Xavier Ragot revient sur la notion de soutenabilité des dettes publiques afin de bien distinguer cette notion de celle de dettes publiques souhaitables, ou optimales dans le langage des économistes. Pour ce faire, il part des exemples de dettes publiques non soutenables, qui ont conduit à des défauts souverains, c'est-à-dire au non-respect des engagements contractuels des États. Le xxe siècle a connu entre 200 et 300 expériences de défaut souverain, suivant les méthodes d'identification. Le défaut le plus important connu est celui de la Grèce en 2012. Il montre ensuite qu'il n'y a pas de gain pour un pays développé, avec une large épargne nationale à considérer une expérience de défaut, faisant écho à la contribution de Anton Brender et Florence Pisani sur le Japon. Au contraire, il montre que le statut d'actifs sûrs au niveau international donne accès aux États à des conditions de financements très favorables. Cependant, il souligne une tension fondamentale dans la gestion des dettes publiques. Une première tendance est la hausse de la demande pour ces dernières, continue depuis quarante ans, qui conduit à des taux d'intérêt réels faibles, encore plus faibles du fait du retour de l'inflation. Cette demande pour les dettes publiques des pays développés donne un espace fiscal qui explique les hausses actuelles de l'offre de dettes publiques, car elles ne sont pas coûteuses. Cependant, le retour des chocs macroéconomiques peut faire perdre rapidement le statut d'actifs sûrs. Xavier Ragot forge le concept de « pseudo-paradoxe de Triffin » pour souligner la contradiction entre la hausse des dettes optimales à court terme et la baisse des dettes soutenables à long terme. Il en déduit des recommandations pour le cadre européen, qui est la réalisation de stress tests macroéconomiques, définissant des bornes maximales, différenciées suivant les pays, au sein desquelles les choix démocratiques nationaux seraient libres de choisir le montant de dettes publiques souhaitables.
Quelles solutions pour assurer
des trajectoires soutenables ?
Après avoir rappelé l'équation dynamique du taux d'endettement, Patrick Artus s'interroge dans sa contribution sur l'évolution à venir de l'écart entre taux d'intérêt réels et taux de croissance, dont on a vu qu'il conditionne crucialement la soutenabilité des dettes. Pour certains, le niveau très faible ou négatif des taux d'intérêt réels s'explique par l'action des banques centrales et en particulier par leurs politiques non conventionnelles, mais il semble aujourd'hui bien difficile qu'elles puissent prolonger longtemps ces pratiques. Pour d'autres, notamment les économistes du courant keynésien (cf. l'entretien avec Olivier Blanchard), la faiblesse des taux d'intérêt est un phénomène séculaire appelé à persister, mais il est permis de se demander si ce point de vue (l'excès d'épargne) peut être maintenu face aux besoins de financement liés à la transition écologique, aux relocalisations d'activités, à la rénovation des services publics, etc.
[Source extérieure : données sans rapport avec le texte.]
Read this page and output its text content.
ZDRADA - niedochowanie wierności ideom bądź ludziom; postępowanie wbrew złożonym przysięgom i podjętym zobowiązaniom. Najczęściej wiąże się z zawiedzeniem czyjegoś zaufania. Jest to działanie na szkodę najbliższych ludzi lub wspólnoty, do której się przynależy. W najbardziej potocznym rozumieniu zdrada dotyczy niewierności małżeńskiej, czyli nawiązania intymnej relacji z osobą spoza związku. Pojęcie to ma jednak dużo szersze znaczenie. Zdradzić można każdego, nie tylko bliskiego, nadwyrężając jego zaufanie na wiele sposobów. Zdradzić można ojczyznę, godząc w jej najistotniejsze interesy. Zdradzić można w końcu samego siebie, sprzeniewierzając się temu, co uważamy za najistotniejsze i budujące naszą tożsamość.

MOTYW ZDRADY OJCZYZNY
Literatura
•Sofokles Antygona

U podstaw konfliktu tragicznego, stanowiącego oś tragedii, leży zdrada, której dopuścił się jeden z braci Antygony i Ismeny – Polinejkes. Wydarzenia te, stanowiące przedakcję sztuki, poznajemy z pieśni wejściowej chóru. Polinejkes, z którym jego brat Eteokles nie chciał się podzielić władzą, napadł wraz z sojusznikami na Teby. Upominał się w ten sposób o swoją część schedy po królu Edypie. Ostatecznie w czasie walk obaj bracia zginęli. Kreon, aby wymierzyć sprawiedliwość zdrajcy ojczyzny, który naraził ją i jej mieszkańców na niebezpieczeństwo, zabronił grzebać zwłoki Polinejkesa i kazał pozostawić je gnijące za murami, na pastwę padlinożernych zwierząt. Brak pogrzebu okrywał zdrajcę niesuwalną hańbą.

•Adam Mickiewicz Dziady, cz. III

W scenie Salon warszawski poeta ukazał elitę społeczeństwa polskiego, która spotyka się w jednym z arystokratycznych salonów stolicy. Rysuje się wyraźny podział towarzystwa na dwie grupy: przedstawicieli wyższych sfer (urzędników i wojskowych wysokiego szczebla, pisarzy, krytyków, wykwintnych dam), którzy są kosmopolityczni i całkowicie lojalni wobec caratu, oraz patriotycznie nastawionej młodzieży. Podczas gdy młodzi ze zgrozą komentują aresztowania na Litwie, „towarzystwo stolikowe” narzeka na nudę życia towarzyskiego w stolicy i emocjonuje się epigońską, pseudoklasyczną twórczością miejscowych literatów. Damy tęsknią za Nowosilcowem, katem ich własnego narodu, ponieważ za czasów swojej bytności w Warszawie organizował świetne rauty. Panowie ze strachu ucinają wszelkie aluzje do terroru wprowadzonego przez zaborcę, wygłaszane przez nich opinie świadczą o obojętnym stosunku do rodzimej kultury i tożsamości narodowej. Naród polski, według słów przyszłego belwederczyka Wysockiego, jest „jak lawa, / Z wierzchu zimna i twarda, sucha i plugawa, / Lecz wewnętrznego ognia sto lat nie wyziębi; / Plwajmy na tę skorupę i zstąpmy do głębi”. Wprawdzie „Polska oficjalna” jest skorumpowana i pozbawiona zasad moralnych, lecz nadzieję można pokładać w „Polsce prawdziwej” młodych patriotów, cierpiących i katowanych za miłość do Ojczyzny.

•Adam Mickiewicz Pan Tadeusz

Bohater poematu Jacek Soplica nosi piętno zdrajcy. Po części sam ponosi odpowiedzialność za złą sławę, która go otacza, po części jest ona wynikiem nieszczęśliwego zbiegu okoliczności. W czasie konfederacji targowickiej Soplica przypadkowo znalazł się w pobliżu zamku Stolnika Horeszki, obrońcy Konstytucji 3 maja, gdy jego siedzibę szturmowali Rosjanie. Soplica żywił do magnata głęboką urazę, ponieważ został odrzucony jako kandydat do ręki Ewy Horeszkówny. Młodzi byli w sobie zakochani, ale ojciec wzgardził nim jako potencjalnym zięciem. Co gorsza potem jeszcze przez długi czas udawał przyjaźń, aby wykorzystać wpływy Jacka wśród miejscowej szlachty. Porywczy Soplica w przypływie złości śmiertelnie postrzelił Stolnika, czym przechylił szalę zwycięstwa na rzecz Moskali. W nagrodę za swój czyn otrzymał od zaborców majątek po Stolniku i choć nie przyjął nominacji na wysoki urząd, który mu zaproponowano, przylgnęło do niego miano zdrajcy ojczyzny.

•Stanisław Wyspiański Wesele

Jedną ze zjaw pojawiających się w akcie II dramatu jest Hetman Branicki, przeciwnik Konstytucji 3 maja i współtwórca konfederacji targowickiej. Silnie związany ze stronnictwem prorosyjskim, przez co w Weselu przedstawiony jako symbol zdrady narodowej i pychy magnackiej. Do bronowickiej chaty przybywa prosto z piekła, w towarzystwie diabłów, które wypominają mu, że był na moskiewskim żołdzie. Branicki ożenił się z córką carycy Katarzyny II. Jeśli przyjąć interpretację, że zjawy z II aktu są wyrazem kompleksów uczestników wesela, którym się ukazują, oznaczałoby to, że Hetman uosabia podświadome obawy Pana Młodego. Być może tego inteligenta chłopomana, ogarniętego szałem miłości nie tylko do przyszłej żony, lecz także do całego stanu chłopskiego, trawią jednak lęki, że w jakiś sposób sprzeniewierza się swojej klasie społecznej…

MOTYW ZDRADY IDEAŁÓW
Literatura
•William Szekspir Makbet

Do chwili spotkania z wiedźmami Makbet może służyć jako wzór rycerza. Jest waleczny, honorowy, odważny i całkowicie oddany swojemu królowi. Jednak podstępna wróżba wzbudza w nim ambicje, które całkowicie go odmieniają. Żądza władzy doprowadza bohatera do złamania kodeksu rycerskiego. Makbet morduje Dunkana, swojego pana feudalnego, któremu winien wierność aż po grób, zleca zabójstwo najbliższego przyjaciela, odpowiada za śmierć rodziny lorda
Si ce n'était pas le cas, la meilleure réponse consisterait, selon l'auteur, à stimuler la croissance potentielle en utilisant le levier de dépenses et d'investissements publics approprié. Mais Patrick Artus reconnaît qu'il est bien difficile d'identifier les choix pertinents en ce domaine. De plus, il reste à voir s'il peut s'agir d'une solution de long terme : théoriquement, le taux d'intérêt neutre (le taux réel long et sans risque) doit être égal au taux de croissance à l'équilibre de long terme. Des questions qui incitent à explorer le champ des autres solutions envisageables.
La contribution de François Ecalle s'attache précisément à recenser et apprécier les principales solutions susceptibles d'assurer la soutenabilité des dettes publiques françaises. Il utilise lui aussi l'équation dynamique du taux d'endettement, et prend pour point de départ de ses estimations la programmation pluriannuelle des finances publiques présentée à la fin de 2021. Pour parvenir à une stabilisation « virtuelle » du taux d'endettement à l'horizon 2027, le document adopte des hypothèses, qui semblent optimistes, sur les taux d'intérêt et la croissance de l'économie et surtout sur la capacité du gouvernement à limiter l'augmentation des dépenses publiques. L'auteur se demande par quels moyens les projections peuvent être rendues plus crédibles. Pour lui, comme pour bien d'autres, le renforcement de la croissance potentielle serait naturellement la voie optimale, mais celle-ci ne vaut que par la qualité des choix des investissements publics à réaliser, ce qui lui paraît difficile dans un pays qui s'est trop peu soucié jusqu'ici de l'évaluation des bénéfices socioéconomiques à en attendre. L'inflation réduit la valeur réelle des dettes, mais elle provoque des hausses de taux et peut avoir des effets nocifs sur l'activité économique. L'augmentation des prélèvements obligatoires a un effet dépressif sur l'économie ainsi que sur sa compétitivité à l'international. En définitive, les solutions qui lui semblent les plus réalistes seraient de mieux maîtriser l'évolution des dépenses publiques et d'accroître la mutualisation au plan européen des investissements publics ainsi que leurs financements.
Même si, comme on l'a vu, le cantonnement des dettes a souvent été utilisé dans le passé, cette solution est généralement jugée de faible intérêt par les économistes. Pourtant, peu de temps après le début de la crise sanitaire, le ministre français de l'Économie a considéré qu'il était souhaitable de gérer et d'amortir la « dette covid » séparément des autres dettes. La décision pouvait surprendre, d'autant que les conditions financières du moment n'étaient pas alarmantes. Mais, dans leur article, Anne-Laure Delatte et Benjamin Lemoine s'attachent à montrer que l'objet de cette décision était principalement d'ordre politique : il fallait alors redonner une cohérence au discours du pouvoir en place. En effet, nombreux étaient ceux qui s'interrogeaient sur la capacité d'un État, prêchant la rigueur, à financer des mesures qui semblaient n'avoir pas de limites. Il fallait donc faire apparaître les mesures en question comme le résultat d'un choc exogène dont le traitement ne remettait pas en cause la ligne politique définie par ailleurs. Il fallait aussi mieux formaliser les conditions de remboursement de cette dette pour en assurer la crédibilité. Il fallait enfin protéger la frontière entre politiques monétaire et budgétaire en affichant que les charges induites seraient assumées sans le concours de la banque centrale. À vrai dire, tous ces arguments sont contestables, mais on admettra que le cantonnement peut être un moyen de présenter cet endettement sous un jour plus rassurant : une opération de window dressing en quelque sorte. D'ailleurs les auteurs remarquent que la formule retenue n'est finalement pas un vrai cantonnement.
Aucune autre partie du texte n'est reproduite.